As such, it introduced me to the entire glorious spectrum of music, since, while it would be necessarily loaded with the pop style of the day, every genre worth its salt would inevitably pop up on there, even if they might be buried on the lower reaches of Tape 2, side 2 (as it was).
Witness Now That’s What I Call Music! 20, which sees Erasure’s pure pop masterpiece ‘Love To Hate You’…
rubbing shoulders with Moby’s rave anthem ‘Go’…
…The Justified Ancients of Mu-Mu (aka The KLF)’s concept pop-techno-hymnal banger ‘It’s Grim Up North (part 1)…
…Marc Cohn’s you-cannot-argue-with-this-one-even-you-’proper-music’-heads classic ‘Walking in Memphis’…
…and bloody Enya.
Oh, and Monty Python’s ‘Always Look on the Bright Side of Life’ is on there as well.
Until the miracle of streaming, Nows were the only economically viable way of keeping up with every hit that entered the hallowed realms of the Top 40, and it was nothing short of my constant pop guru by my side as I was growing up. Through uncertain times and the bewildering change of teenage years, you knew where you were with a Now - 100%, no-nonsense hitsville.
Can Now survive in a streaming age?

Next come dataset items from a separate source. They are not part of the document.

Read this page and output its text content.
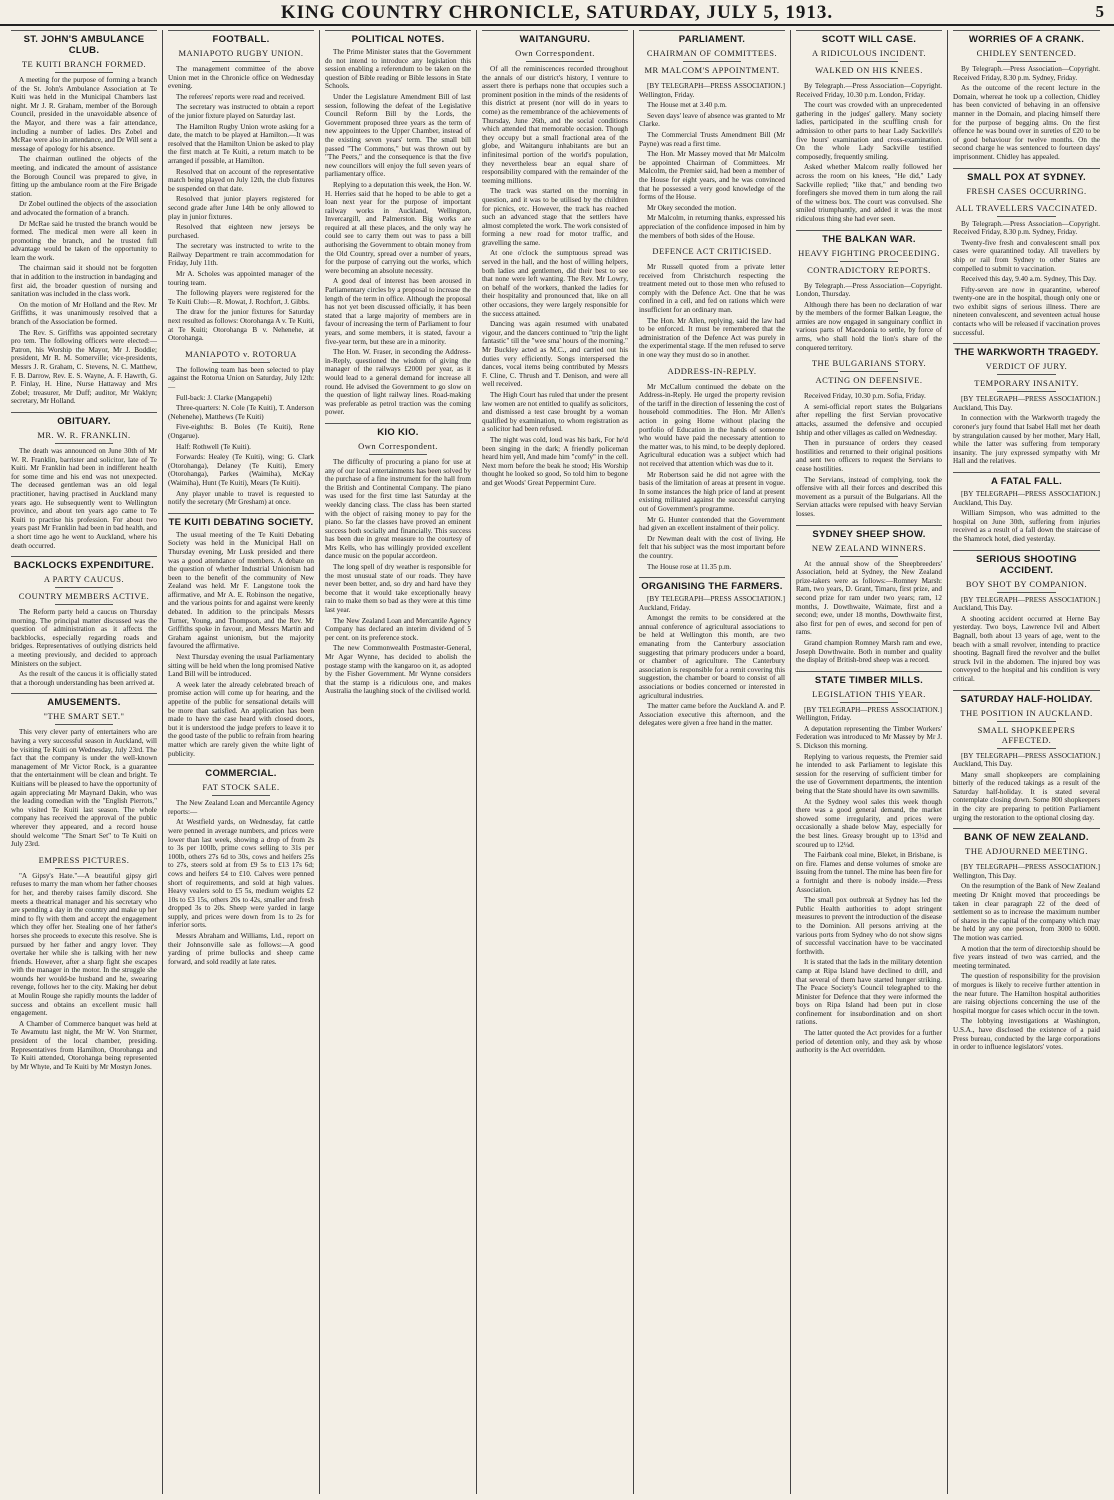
KING COUNTRY CHRONICLE, SATURDAY, JULY 5, 1913.	5
ST. JOHN'S AMBULANCE CLUB.
TE KUITI BRANCH FORMED.

A meeting for the purpose of forming a branch of the St. John's Ambulance Association at Te Kuiti was held in the Municipal Chambers last night. Mr J. R. Graham, member of the Borough Council, presided in the unavoidable absence of the Mayor, and there was a fair attendance, including a number of ladies. Drs Zobel and McRae were also in attendance, and Dr Will sent a message of apology for his absence.

The chairman outlined the objects of the meeting, and indicated the amount of assistance the Borough Council was prepared to give, in fitting up the ambulance room at the Fire Brigade station.

Dr Zobel outlined the objects of the association and advocated the formation of a branch.

Dr McRae said he trusted the branch would be formed. The medical men were all keen in promoting the branch, and he trusted full advantage would be taken of the opportunity to learn the work.

The chairman said it should not be forgotten that in addition to the instruction in bandaging and first aid, the broader question of nursing and sanitation was included in the class work.

On the motion of Mr Holland and the Rev. Mr Griffiths, it was unanimously resolved that a branch of the Association be formed.

The Rev. S. Griffiths was appointed secretary pro tem. The following officers were elected:— Patron, his Worship the Mayor, Mr J. Boddie; president, Mr R. M. Somerville; vice-presidents, Messrs J. R. Graham, C. Stevens, N. C. Matthew, F. B. Darrow, Rev. E. S. Wayne, A. F. Hawrth, G. P. Finlay, H. Hine, Nurse Hattaway and Mrs Zobel; treasurer, Mr Duff; auditor, Mr Waklyn; secretary, Mr Holland.

OBITUARY.
MR. W. R. FRANKLIN.

The death was announced on June 30th of Mr W. R. Franklin, barrister and solicitor, late of Te Kuiti. Mr Franklin had been in indifferent health for some time and his end was not unexpected. The deceased gentleman was an old legal practitioner, having practised in Auckland many years ago. He subsequently went to Wellington province, and about ten years ago came to Te Kuiti to practise his profession. For about two years past Mr Franklin had been in bad health, and a short time ago he went to Auckland, where his death occurred.

BACKLOCKS EXPENDITURE.
A PARTY CAUCUS.
COUNTRY MEMBERS ACTIVE.

The Reform party held a caucus on Thursday morning. The principal matter discussed was the question of administration as it affects the backblocks, especially regarding roads and bridges. Representatives of outlying districts held a meeting previously, and decided to approach Ministers on the subject.

As the result of the caucus it is officially stated that a thorough understanding has been arrived at.

AMUSEMENTS.
"THE SMART SET."

This very clever party of entertainers who are having a very successful season in Auckland, will be visiting Te Kuiti on Wednesday, July 23rd. The fact that the company is under the well-known management of Mr Victor Rock, is a guarantee that the entertainment will be clean and bright. Te Kuitians will be pleased to have the opportunity of again appreciating Mr Maynard Dakin, who was the leading comedian with the "English Pierrots," who visited Te Kuiti last season. The whole company has received the approval of the public wherever they appeared, and a record house should welcome "The Smart Set" to Te Kuiti on July 23rd.

EMPRESS PICTURES.

"A Gipsy's Hate."—A beautiful gipsy girl refuses to marry the man whom her father chooses for her, and thereby raises family discord. She meets a theatrical manager and his secretary who are spending a day in the country and make up her mind to fly with them and accept the engagement which they offer her. Stealing one of her father's horses she proceeds to execute this resolve. She is pursued by her father and angry lover. They overtake her while she is talking with her new friends. However, after a sharp fight she escapes with the manager in the motor. In the struggle she wounds her would-be husband and he, swearing revenge, follows her to the city. Making her debut at Moulin Rouge she rapidly mounts the ladder of success and obtains an excellent music hall engagement.

A Chamber of Commerce banquet was held at Te Awamutu last night, the Mr W. Von Sturmer, president of the local chamber, presiding. Representatives from Hamilton, Otorohanga and Te Kuiti attended, Otorohanga being represented by Mr Whyte, and Te Kuiti by Mr Mostyn Jones.

FOOTBALL.
MANIAPOTO RUGBY UNION.

The management committee of the above Union met in the Chronicle office on Wednesday evening.

The referees' reports were read and received.

The secretary was instructed to obtain a report of the junior fixture played on Saturday last.

The Hamilton Rugby Union wrote asking for a date, the match to be played at Hamilton.—It was resolved that the Hamilton Union be asked to play the first match at Te Kuiti, a return match to be arranged if possible, at Hamilton.

Resolved that on account of the representative match being played on July 12th, the club fixtures be suspended on that date.

Resolved that junior players registered for second grade after June 14th be only allowed to play in junior fixtures.

Resolved that eighteen new jerseys be purchased.

The secretary was instructed to write to the Railway Department re train accommodation for Friday, July 11th.

Mr A. Scholes was appointed manager of the touring team.

The following players were registered for the Te Kuiti Club:—R. Mowat, J. Rochfort, J. Gibbs.

The draw for the junior fixtures for Saturday next resulted as follows: Otorohanga A v. Te Kuiti, at Te Kuiti; Otorohanga B v. Nehenehe, at Otorohanga.

MANIAPOTO v. ROTORUA

The following team has been selected to play against the Rotorua Union on Saturday, July 12th:—

Full-back: J. Clarke (Mangapehi)

Three-quarters: N. Cole (Te Kuiti), T. Anderson (Nehenehe), Matthews (Te Kuiti)

Five-eighths: B. Boles (Te Kuiti), Rene (Ongarue).

Half: Rothwell (Te Kuiti).

Forwards: Healey (Te Kuiti), wing; G. Clark (Otorohanga), Delaney (Te Kuiti), Emery (Otorohanga), Parkes (Waimiha), McKay (Waimiha), Hunt (Te Kuiti), Mears (Te Kuiti).

Any player unable to travel is requested to notify the secretary (Mr Gresham) at once.

TE KUITI DEBATING SOCIETY.

The usual meeting of the Te Kuiti Debating Society was held in the Municipal Hall on Thursday evening, Mr Lusk presided and there was a good attendance of members. A debate on the question of whether Industrial Unionism had been to the benefit of the community of New Zealand was held. Mr F. Langstone took the affirmative, and Mr A. E. Robinson the negative, and the various points for and against were keenly debated. In addition to the principals Messrs Turner, Young, and Thompson, and the Rev. Mr Griffiths spoke in favour, and Messrs Martin and Graham against unionism, but the majority favoured the affirmative.

Next Thursday evening the usual Parliamentary sitting will be held when the long promised Native Land Bill will be introduced.

A week later the already celebrated breach of promise action will come up for hearing, and the appetite of the public for sensational details will be more than satisfied. An application has been made to have the case heard with closed doors, but it is understood the judge prefers to leave it to the good taste of the public to refrain from hearing matter which are rarely given the white light of publicity.

COMMERCIAL.
FAT STOCK SALE.

The New Zealand Loan and Mercantile Agency reports:—

At Westfield yards, on Wednesday, fat cattle were penned in average numbers, and prices were lower than last week, showing a drop of from 2s to 3s per 100lb, prime cows selling to 31s per 100lb, others 27s 6d to 30s, cows and heifers 25s to 27s, steers sold at from £9 5s to £13 17s 6d; cows and heifers £4 to £10. Calves were penned short of requirements, and sold at high values. Heavy vealers sold to £5 5s, medium weights £2 10s to £3 15s, others 20s to 42s, smaller and fresh dropped 3s to 20s. Sheep were yarded in large supply, and prices were down from 1s to 2s for inferior sorts.

Messrs Abraham and Williams, Ltd., report on their Johnsonville sale as follows:—A good yarding of prime bullocks and sheep came forward, and sold readily at late rates.

POLITICAL NOTES.

The Prime Minister states that the Government do not intend to introduce any legislation this session enabling a referendum to be taken on the question of Bible reading or Bible lessons in State Schools.

Under the Legislature Amendment Bill of last session, following the defeat of the Legislative Council Reform Bill by the Lords, the Government proposed three years as the term of new appointees to the Upper Chamber, instead of the existing seven years' term. The small bill passed "The Commons," but was thrown out by "The Peers," and the consequence is that the five new councillors will enjoy the full seven years of parliamentary office.

Replying to a deputation this week, the Hon. W. H. Herries said that he hoped to be able to get a loan next year for the purpose of important railway works in Auckland, Wellington, Invercargill, and Palmerston. Big works are required at all these places, and the only way he could see to carry them out was to pass a bill authorising the Government to obtain money from the Old Country, spread over a number of years, for the purpose of carrying out the works, which were becoming an absolute necessity.

A good deal of interest has been aroused in Parliamentary circles by a proposal to increase the length of the term in office. Although the proposal has not yet been discussed officially, it has been stated that a large majority of members are in favour of increasing the term of Parliament to four years, and some members, it is stated, favour a five-year term, but these are in a minority.

The Hon. W. Fraser, in seconding the Address-in-Reply, questioned the wisdom of giving the manager of the railways £2000 per year, as it would lead to a general demand for increase all round. He advised the Government to go slow on the question of light railway lines. Road-making was preferable as petrol traction was the coming power.

KIO KIO.
Own Correspondent.

The difficulty of procuring a piano for use at any of our local entertainments has been solved by the purchase of a fine instrument for the hall from the British and Continental Company. The piano was used for the first time last Saturday at the weekly dancing class. The class has been started with the object of raising money to pay for the piano. So far the classes have proved an eminent success both socially and financially. This success has been due in great measure to the courtesy of Mrs Kells, who has willingly provided excellent dance music on the popular accordeon.

The long spell of dry weather is responsible for the most unusual state of our roads. They have never been better, and, so dry and hard have they become that it would take exceptionally heavy rain to make them so bad as they were at this time last year.

The New Zealand Loan and Mercantile Agency Company has declared an interim dividend of 5 per cent. on its preference stock.

The new Commonwealth Postmaster-General, Mr Agar Wynne, has decided to abolish the postage stamp with the kangaroo on it, as adopted by the Fisher Government. Mr Wynne considers that the stamp is a ridiculous one, and makes Australia the laughing stock of the civilised world.

WAITANGURU.
Own Correspondent.

Of all the reminiscences recorded throughout the annals of our district's history, I venture to assert there is perhaps none that occupies such a prominent position in the minds of the residents of this district at present (nor will do in years to come) as the remembrance of the achievements of Thursday, June 26th, and the social conditions which attended that memorable occasion. Though they occupy but a small fractional area of the globe, and Waitanguru inhabitants are but an infinitesimal portion of the world's population, they nevertheless bear an equal share of responsibility compared with the remainder of the teeming millions.

The track was started on the morning in question, and it was to be utilised by the children for picnics, etc. However, the track has reached such an advanced stage that the settlers have almost completed the work. The work consisted of forming a new road for motor traffic, and gravelling the same.

At one o'clock the sumptuous spread was served in the hall, and the host of willing helpers, both ladies and gentlemen, did their best to see that none were left wanting. The Rev. Mr Lowry, on behalf of the workers, thanked the ladies for their hospitality and pronounced that, like on all other occasions, they were largely responsible for the success attained.

Dancing was again resumed with unabated vigour, and the dancers continued to "trip the light fantastic" till the "wee sma' hours of the morning." Mr Buckley acted as M.C., and carried out his duties very efficiently. Songs interspersed the dances, vocal items being contributed by Messrs F. Cline, C. Thrush and T. Denison, and were all well received.

The High Court has ruled that under the present law women are not entitled to qualify as solicitors, and dismissed a test case brought by a woman qualified by examination, to whom registration as a solicitor had been refused.

The night was cold, loud was his bark, For he'd been singing in the dark; A friendly policeman heard him yell, And made him "comfy" in the cell. Next morn before the beak he stood; His Worship thought he looked so good, So told him to begone and get Woods' Great Peppermint Cure.

PARLIAMENT.
CHAIRMAN OF COMMITTEES.
MR MALCOM'S APPOINTMENT.

[BY TELEGRAPH—PRESS ASSOCIATION.] Wellington, Friday.

The House met at 3.40 p.m.

Seven days' leave of absence was granted to Mr Clarke.

The Commercial Trusts Amendment Bill (Mr Payne) was read a first time.

The Hon. Mr Massey moved that Mr Malcolm be appointed Chairman of Committees. Mr Malcolm, the Premier said, had been a member of the House for eight years, and he was convinced that he possessed a very good knowledge of the forms of the House.

Mr Okey seconded the motion.

Mr Malcolm, in returning thanks, expressed his appreciation of the confidence imposed in him by the members of both sides of the House.

DEFENCE ACT CRITICISED.

Mr Russell quoted from a private letter received from Christchurch respecting the treatment meted out to those men who refused to comply with the Defence Act. One that he was confined in a cell, and fed on rations which were insufficient for an ordinary man.

The Hon. Mr Allen, replying, said the law had to be enforced. It must be remembered that the administration of the Defence Act was purely in the experimental stage. If the men refused to serve in one way they must do so in another.

ADDRESS-IN-REPLY.

Mr McCallum continued the debate on the Address-in-Reply. He urged the property revision of the tariff in the direction of lessening the cost of household commodities. The Hon. Mr Allen's action in going Home without placing the portfolio of Education in the hands of someone who would have paid the necessary attention to the matter was, to his mind, to be deeply deplored. Agricultural education was a subject which had not received that attention which was due to it.

Mr Robertson said he did not agree with the basis of the limitation of areas at present in vogue. In some instances the high price of land at present existing militated against the successful carrying out of Government's programme.

Mr G. Hunter contended that the Government had given an excellent instalment of their policy.

Dr Newman dealt with the cost of living. He felt that his subject was the most important before the country.

The House rose at 11.35 p.m.

ORGANISING THE FARMERS.

[BY TELEGRAPH—PRESS ASSOCIATION.] Auckland, Friday.

Amongst the remits to be considered at the annual conference of agricultural associations to be held at Wellington this month, are two emanating from the Canterbury association suggesting that primary producers under a board, or chamber of agriculture. The Canterbury association is responsible for a remit covering this suggestion, the chamber or board to consist of all associations or bodies concerned or interested in agricultural industries.

The matter came before the Auckland A. and P. Association executive this afternoon, and the delegates were given a free hand in the matter.

SCOTT WILL CASE.
A RIDICULOUS INCIDENT.
WALKED ON HIS KNEES.

By Telegraph.—Press Association—Copyright. Received Friday, 10.30 p.m. London, Friday.

The court was crowded with an unprecedented gathering in the judges' gallery. Many society ladies, participated in the scuffling crush for admission to other parts to hear Lady Sackville's five hours' examination and cross-examination. On the whole Lady Sackville testified composedly, frequently smiling.

Asked whether Malcom really followed her across the room on his knees, "He did," Lady Sackville replied; "like that," and bending two forefingers she moved them in turn along the rail of the witness box. The court was convulsed. She smiled triumphantly, and added it was the most ridiculous thing she had ever seen.

THE BALKAN WAR.
HEAVY FIGHTING PROCEEDING.
CONTRADICTORY REPORTS.

By Telegraph.—Press Association—Copyright. London, Thursday.

Although there has been no declaration of war by the members of the former Balkan League, the armies are now engaged in sanguinary conflict in various parts of Macedonia to settle, by force of arms, who shall hold the lion's share of the conquered territory.

THE BULGARIANS STORY.
ACTING ON DEFENSIVE.

Received Friday, 10.30 p.m. Sofia, Friday.

A semi-official report states the Bulgarians after repelling the first Servian provocative attacks, assumed the defensive and occupied Ishtip and other villages as called on Wednesday.

Then in pursuance of orders they ceased hostilities and returned to their original positions and sent two officers to request the Servians to cease hostilities.

The Servians, instead of complying, took the offensive with all their forces and described this movement as a pursuit of the Bulgarians. All the Servian attacks were repulsed with heavy Servian losses.

SYDNEY SHEEP SHOW.
NEW ZEALAND WINNERS.

At the annual show of the Sheepbreeders' Association, held at Sydney, the New Zealand prize-takers were as follows:—Romney Marsh: Ram, two years, D. Grant, Timaru, first prize, and second prize for ram under two years; ram, 12 months, J. Dowthwaite, Waimate, first and a second; ewe, under 18 months, Dowthwaite first, also first for pen of ewes, and second for pen of rams.

Grand champion Romney Marsh ram and ewe, Joseph Dowthwaite. Both in number and quality the display of British-bred sheep was a record.

STATE TIMBER MILLS.
LEGISLATION THIS YEAR.

[BY TELEGRAPH—PRESS ASSOCIATION.] Wellington, Friday.

A deputation representing the Timber Workers' Federation was introduced to Mr Massey by Mr J. S. Dickson this morning.

Replying to various requests, the Premier said he intended to ask Parliament to legislate this session for the reserving of sufficient timber for the use of Government departments, the intention being that the State should have its own sawmills.

At the Sydney wool sales this week though there was a good general demand, the market showed some irregularity, and prices were occasionally a shade below May, especially for the best lines. Greasy brought up to 13½d and scoured up to 12¼d.

The Fairbank coal mine, Bleket, in Brisbane, is on fire. Flames and dense volumes of smoke are issuing from the tunnel. The mine has been fire for a fortnight and there is nobody inside.—Press Association.

The small pox outbreak at Sydney has led the Public Health authorities to adopt stringent measures to prevent the introduction of the disease to the Dominion. All persons arriving at the various ports from Sydney who do not show signs of successful vaccination have to be vaccinated forthwith.

It is stated that the lads in the military detention camp at Ripa Island have declined to drill, and that several of them have started hunger striking. The Peace Society's Council telegraphed to the Minister for Defence that they were informed the boys on Ripa Island had been put in close confinement for insubordination and on short rations.

The latter quoted the Act provides for a further period of detention only, and they ask by whose authority is the Act overridden.

WORRIES OF A CRANK.
CHIDLEY SENTENCED.

By Telegraph.—Press Association—Copyright. Received Friday, 8.30 p.m. Sydney, Friday.

As the outcome of the recent lecture in the Domain, whereat he took up a collection, Chidley has been convicted of behaving in an offensive manner in the Domain, and placing himself there for the purpose of begging alms. On the first offence he was bound over in sureties of £20 to be of good behaviour for twelve months. On the second charge he was sentenced to fourteen days' imprisonment. Chidley has appealed.

SMALL POX AT SYDNEY.
FRESH CASES OCCURRING.
ALL TRAVELLERS VACCINATED.

By Telegraph.—Press Association—Copyright. Received Friday, 8.30 p.m. Sydney, Friday.

Twenty-five fresh and convalescent small pox cases were quarantined today. All travellers by ship or rail from Sydney to other States are compelled to submit to vaccination.

Received this day, 9.40 a.m. Sydney, This Day.

Fifty-seven are now in quarantine, whereof twenty-one are in the hospital, though only one or two exhibit signs of serious illness. There are nineteen convalescent, and seventeen actual house contacts who will be released if vaccination proves successful.

THE WARKWORTH TRAGEDY.
VERDICT OF JURY.
TEMPORARY INSANITY.

[BY TELEGRAPH—PRESS ASSOCIATION.] Auckland, This Day.

In connection with the Warkworth tragedy the coroner's jury found that Isabel Hall met her death by strangulation caused by her mother, Mary Hall, while the latter was suffering from temporary insanity. The jury expressed sympathy with Mr Hall and the relatives.

A FATAL FALL.

[BY TELEGRAPH—PRESS ASSOCIATION.] Auckland, This Day.

William Simpson, who was admitted to the hospital on June 30th, suffering from injuries received as a result of a fall down the staircase of the Shamrock hotel, died yesterday.

SERIOUS SHOOTING ACCIDENT.
BOY SHOT BY COMPANION.

[BY TELEGRAPH—PRESS ASSOCIATION.] Auckland, This Day.

A shooting accident occurred at Herne Bay yesterday. Two boys, Lawrence Ivil and Albert Bagnall, both about 13 years of age, went to the beach with a small revolver, intending to practice shooting. Bagnall fired the revolver and the bullet struck Ivil in the abdomen. The injured boy was conveyed to the hospital and his condition is very critical.

SATURDAY HALF-HOLIDAY.
THE POSITION IN AUCKLAND.
SMALL SHOPKEEPERS AFFECTED.

[BY TELEGRAPH—PRESS ASSOCIATION.] Auckland, This Day.

Many small shopkeepers are complaining bitterly of the reduced takings as a result of the Saturday half-holiday. It is stated several contemplate closing down. Some 800 shopkeepers in the city are preparing to petition Parliament urging the restoration to the optional closing day.

BANK OF NEW ZEALAND.
THE ADJOURNED MEETING.

[BY TELEGRAPH—PRESS ASSOCIATION.] Wellington, This Day.

On the resumption of the Bank of New Zealand meeting Dr Knight moved that proceedings be taken in clear paragraph 22 of the deed of settlement so as to increase the maximum number of shares in the capital of the company which may be held by any one person, from 3000 to 6000. The motion was carried.

A motion that the term of directorship should be five years instead of two was carried, and the meeting terminated.

The question of responsibility for the provision of morgues is likely to receive further attention in the near future. The Hamilton hospital authorities are raising objections concerning the use of the hospital morgue for cases which occur in the town.

The lobbying investigations at Washington, U.S.A., have disclosed the existence of a paid Press bureau, conducted by the large corporations in order to influence legislators' votes.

Well, it’s shown remarkable resilience thus far, with the three Now albums released last year occupying number 1, 2 and, yes, 3 in the list of 2017’s biggest-selling compilation albums. In a way, it’s a comforting stat that suggests that people are still interested in keeping up with the pop zeitgeist rather than giving up and settling in to listen to nothing but their old collections, or diving headlong into a niche and never coming back (though you could - and should - still do a bit of both of those things).
But now (that’s what I call music) is not the time to worry about the future, now (that’s what I call music) is the time to raise a glass to Now’s achievements, and what it stands for.
It is a model of inclusivity and acceptance, exhibiting the finest wares that everyone of every style and background has to offer and it opened my eyes to the infinite possibilities of music, and of life in general.
“Judge not by the colour of your skin, but by the bangingness of your tune” may not have been quite what Martin Luther King said, but it’s the unspoken motto of every Now album. Long may they reign.